The polygon of Willis provides security to the brain, it acts as a safety valve for the brain, it allows the passage of blood to the brain even if there is an alteration or damage somewhere in the artery.

This function allows collateral circulation to the affected side. The Polygon of Willis has an important role in the self-regulation of the blood that comes from the vessels located in this polygon.

Thus if one of the vessels supplying blood to the brain becomes narrowed or completely blocked, the other vessels can preserve the cerebral perfusion pressure (that is, the net pressure gradient that causes cerebral blood flow to the brain) well enough to prevent the onset of a condition called ischemia (that is, restriction of blood supply to tissues).

Variations of the circle of Willis

It should be noted that, anatomically, the polygon of Willis is not the same in all individuals, it is found to have abnormalities in almost 50% of people.

There are considerable variations in the circle of Willis such as:

  • In one variation there is a narrowing of the proximal part of the posterior cerebral artery and the ipsilateral posterior communicating artery is large, so the internal carotid artery supplies the hindbrain.
  • In another variation, there is a large anterior communicating artery, such that a single internal carotid artery supplies both anterior cerebral arteries.

Clinical significance of the circle of Willis

The cerebral arterial circle plays a crucial role in blood circulation within the cortical area.

Arterial blood reaches the brain through the two internal carotid arteries and the two vertebral arteries, the internal carotid arteries are the main arterial blood supply.

The polygon of Willis provides arteries of distribution: the anterior, middle, and posterior cerebral arteries pass over the outer surface of the brain and anastomose with each other. They give rise to branches that penetrate the brain at right angles.

It is estimated that cerebrovascular disease remains responsible for approximately half of all neurological hospital admissions in adults.

Diseases that can cause blockages

Traumatic injuries, an aneurysm, or a cardiovascular accident in this region can cause an obstruction.

If an obstruction appears in the polygon, the irrigated areas are left without oxygen and the consequences can be the loss of mental and physical functions, sensitivity or motor capacity and even death.


Morphological abnormalities in vessels can be causal factors in the development of aneurysms.

Congenital aneurysms most often occur where two arteries meet in the circle of Willis formation.

At the site of the aneurysm, there is a deficiency in the tunica media layer of the vessel and this is complicated by the development of an atheroma, which weakens the arterial wall so much that local dilation occurs.

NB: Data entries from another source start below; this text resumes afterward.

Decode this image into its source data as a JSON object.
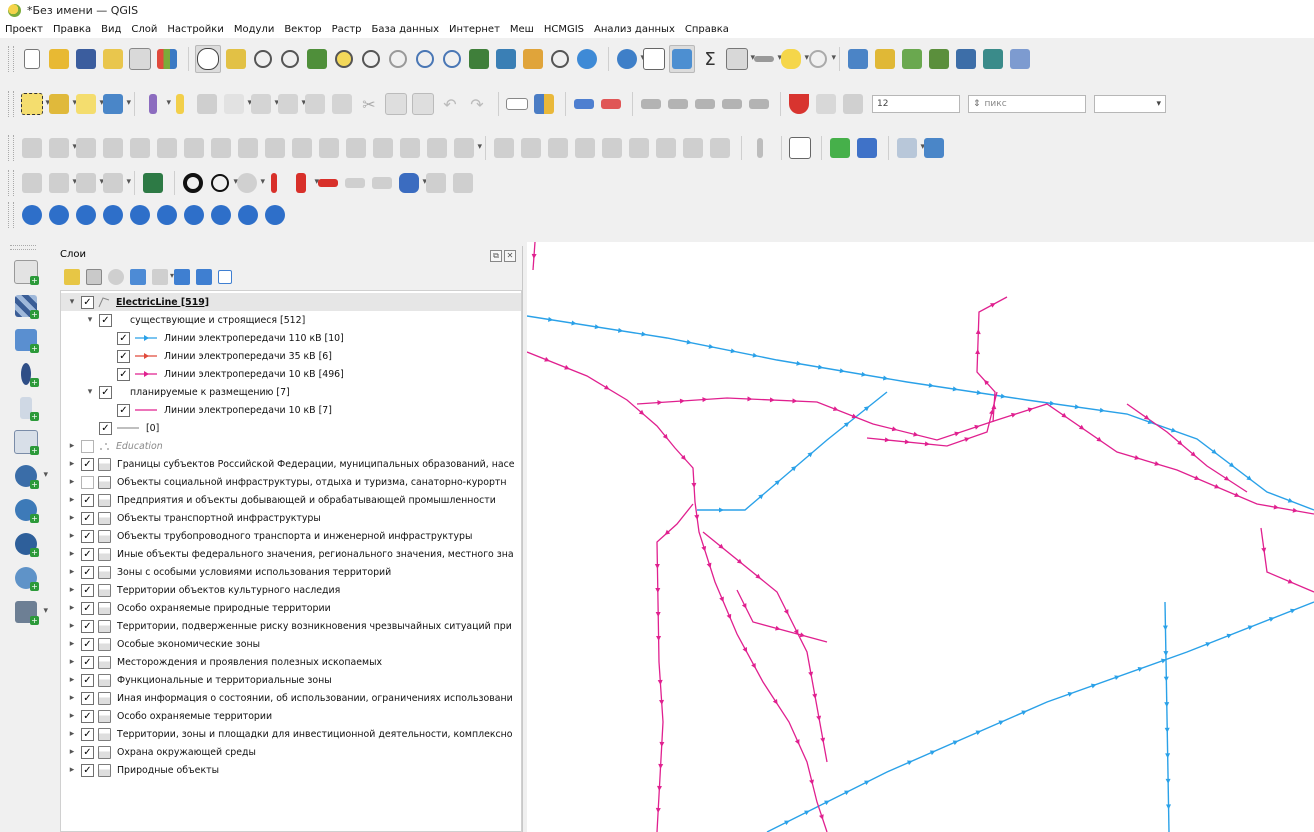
{
  "window": {
    "title": "*Без имени — QGIS"
  },
  "menu": [
    "Проект",
    "Правка",
    "Вид",
    "Слой",
    "Настройки",
    "Модули",
    "Вектор",
    "Растр",
    "База данных",
    "Интернет",
    "Меш",
    "HCMGIS",
    "Анализ данных",
    "Справка"
  ],
  "style_toolbar": {
    "size_value": "12",
    "unit_label": "пикс"
  },
  "layers_panel": {
    "title": "Слои",
    "tree": [
      {
        "label": "ElectricLine [519]",
        "checked": true,
        "expanded": true,
        "level": 0,
        "kind": "line-layer",
        "bold": true
      },
      {
        "label": "существующие и строящиеся [512]",
        "checked": true,
        "expanded": true,
        "level": 1,
        "kind": "rule"
      },
      {
        "label": "Линии электропередачи 110 кВ [10]",
        "checked": true,
        "level": 2,
        "kind": "symbol",
        "color": "#2aa1e8"
      },
      {
        "label": "Линии электропередачи 35 кВ [6]",
        "checked": true,
        "level": 2,
        "kind": "symbol",
        "color": "#e04a3c"
      },
      {
        "label": "Линии электропередачи 10 кВ [496]",
        "checked": true,
        "level": 2,
        "kind": "symbol",
        "color": "#e0208f"
      },
      {
        "label": "планируемые к размещению [7]",
        "checked": true,
        "expanded": true,
        "level": 1,
        "kind": "rule"
      },
      {
        "label": "Линии электропередачи 10 кВ [7]",
        "checked": true,
        "level": 2,
        "kind": "symbol-plain",
        "color": "#e0208f"
      },
      {
        "label": "[0]",
        "checked": true,
        "level": 1,
        "kind": "symbol-plain",
        "color": "#999999"
      },
      {
        "label": "Education",
        "checked": false,
        "level": 0,
        "kind": "group-italic"
      },
      {
        "label": "Границы субъектов Российской Федерации, муниципальных образований, насе",
        "checked": true,
        "level": 0,
        "kind": "group"
      },
      {
        "label": "Объекты социальной инфраструктуры, отдыха и туризма, санаторно-курортн",
        "checked": false,
        "level": 0,
        "kind": "group"
      },
      {
        "label": "Предприятия и объекты добывающей и обрабатывающей промышленности",
        "checked": true,
        "level": 0,
        "kind": "group"
      },
      {
        "label": "Объекты транспортной инфраструктуры",
        "checked": true,
        "level": 0,
        "kind": "group"
      },
      {
        "label": "Объекты трубопроводного транспорта и инженерной инфраструктуры",
        "checked": true,
        "level": 0,
        "kind": "group"
      },
      {
        "label": "Иные объекты федерального значения, регионального значения, местного зна",
        "checked": true,
        "level": 0,
        "kind": "group"
      },
      {
        "label": "Зоны с особыми условиями использования территорий",
        "checked": true,
        "level": 0,
        "kind": "group"
      },
      {
        "label": "Территории объектов культурного наследия",
        "checked": true,
        "level": 0,
        "kind": "group"
      },
      {
        "label": "Особо охраняемые природные территории",
        "checked": true,
        "level": 0,
        "kind": "group"
      },
      {
        "label": "Территории, подверженные риску возникновения чрезвычайных ситуаций при",
        "checked": true,
        "level": 0,
        "kind": "group"
      },
      {
        "label": "Особые экономические зоны",
        "checked": true,
        "level": 0,
        "kind": "group"
      },
      {
        "label": "Месторождения и проявления полезных ископаемых",
        "checked": true,
        "level": 0,
        "kind": "group"
      },
      {
        "label": "Функциональные и территориальные зоны",
        "checked": true,
        "level": 0,
        "kind": "group"
      },
      {
        "label": "Иная информация о состоянии, об использовании, ограничениях использовани",
        "checked": true,
        "level": 0,
        "kind": "group"
      },
      {
        "label": "Особо охраняемые территории",
        "checked": true,
        "level": 0,
        "kind": "group"
      },
      {
        "label": "Территории, зоны и площадки для инвестиционной деятельности, комплексно",
        "checked": true,
        "level": 0,
        "kind": "group"
      },
      {
        "label": "Охрана окружающей среды",
        "checked": true,
        "level": 0,
        "kind": "group"
      },
      {
        "label": "Природные объекты",
        "checked": true,
        "level": 0,
        "kind": "group"
      }
    ]
  },
  "map": {
    "colors": {
      "line_110kv": "#2aa1e8",
      "line_10kv": "#e0208f"
    }
  }
}
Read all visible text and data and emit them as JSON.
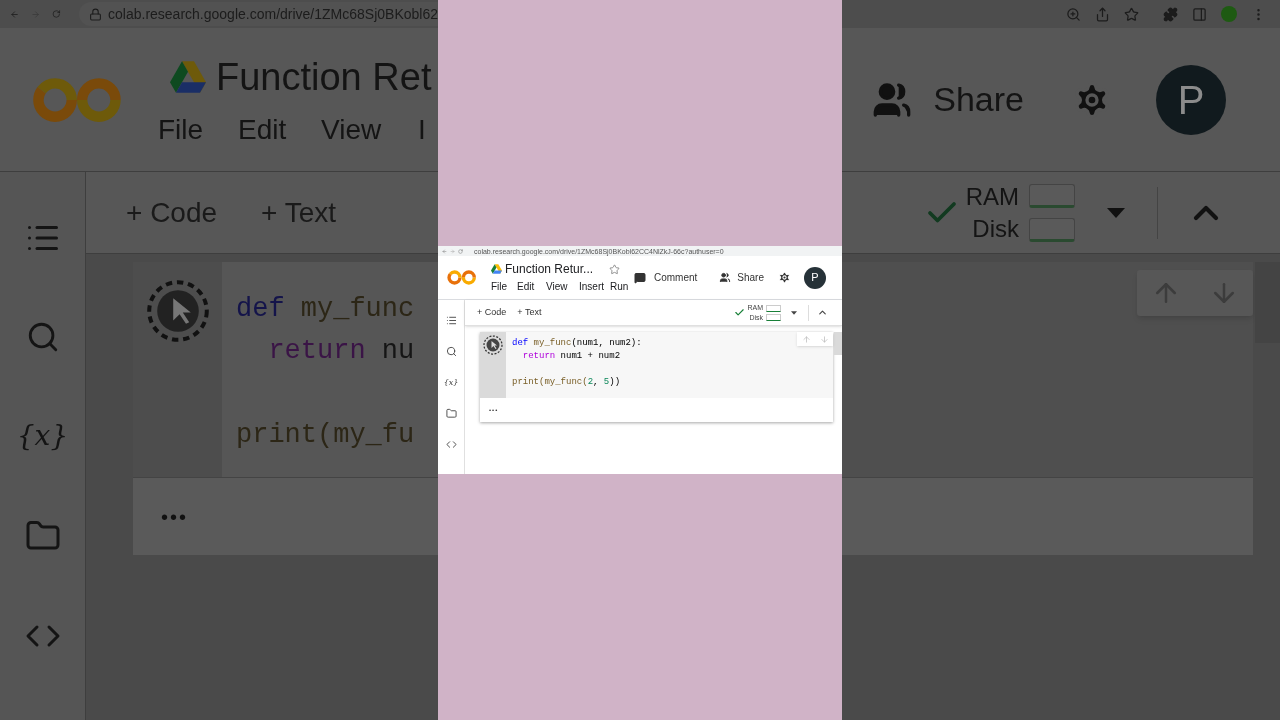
{
  "background_left": {
    "browser_url": "colab.research.google.com/drive/1ZMc68Sj0BKobl62",
    "notebook_title": "Function Ret",
    "menu": [
      "File",
      "Edit",
      "View",
      "I"
    ],
    "add_buttons": [
      "+ Code",
      "+ Text"
    ],
    "variables_label": "{x}",
    "code_lines": [
      {
        "kind": "code",
        "tokens": [
          {
            "text": "def",
            "kind": "keyword"
          },
          {
            "text": " my_func",
            "kind": "function"
          }
        ]
      },
      {
        "kind": "code",
        "tokens": [
          {
            "text": "  return",
            "kind": "control"
          },
          {
            "text": " nu",
            "kind": "plain"
          }
        ]
      },
      {
        "kind": "blank"
      },
      {
        "kind": "code",
        "tokens": [
          {
            "text": "print(my_fu",
            "kind": "function"
          }
        ]
      }
    ],
    "output_ellipsis": "•••"
  },
  "background_right": {
    "share_label": "Share",
    "avatar_letter": "P",
    "ram_label": "RAM",
    "disk_label": "Disk"
  },
  "video_frame": {
    "browser_url": "colab.research.google.com/drive/1ZMc68Sj0BKobl62CC4NlZkJ-66c?authuser=0",
    "notebook_title": "Function Retur...",
    "menu": [
      "File",
      "Edit",
      "View",
      "Insert",
      "Run"
    ],
    "comment_label": "Comment",
    "share_label": "Share",
    "avatar_letter": "P",
    "add_buttons": [
      "+ Code",
      "+ Text"
    ],
    "variables_label": "{x}",
    "ram_label": "RAM",
    "disk_label": "Disk",
    "code_lines": [
      {
        "kind": "code",
        "tokens": [
          {
            "text": "def",
            "kind": "keyword"
          },
          {
            "text": " my_func",
            "kind": "function"
          },
          {
            "text": "(num1, num2):",
            "kind": "plain"
          }
        ]
      },
      {
        "kind": "code",
        "tokens": [
          {
            "text": "  return",
            "kind": "control"
          },
          {
            "text": " num1 + num2",
            "kind": "plain"
          }
        ]
      },
      {
        "kind": "blank"
      },
      {
        "kind": "code",
        "tokens": [
          {
            "text": "print(my_func(",
            "kind": "function"
          },
          {
            "text": "2",
            "kind": "number"
          },
          {
            "text": ", ",
            "kind": "plain"
          },
          {
            "text": "5",
            "kind": "number"
          },
          {
            "text": "))",
            "kind": "plain"
          }
        ]
      }
    ],
    "output_ellipsis": "•••"
  }
}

This local dilation can press on neighboring structures and produce signs or symptoms, or it can suddenly rupture in the subarachnoid space.

Subarachnoid hemorrhage

Subarachnoid hemorrhage is usually due to a leak or rupture of a congenital aneurysm present in the circle of Willis.

Less commonly, it can occur from an angioma or contusion and laceration of the brain and meninges.


Sometimes a blood clot is affected by the blood vessels and compromises the blood supply to the supply area and this leads to serious complications.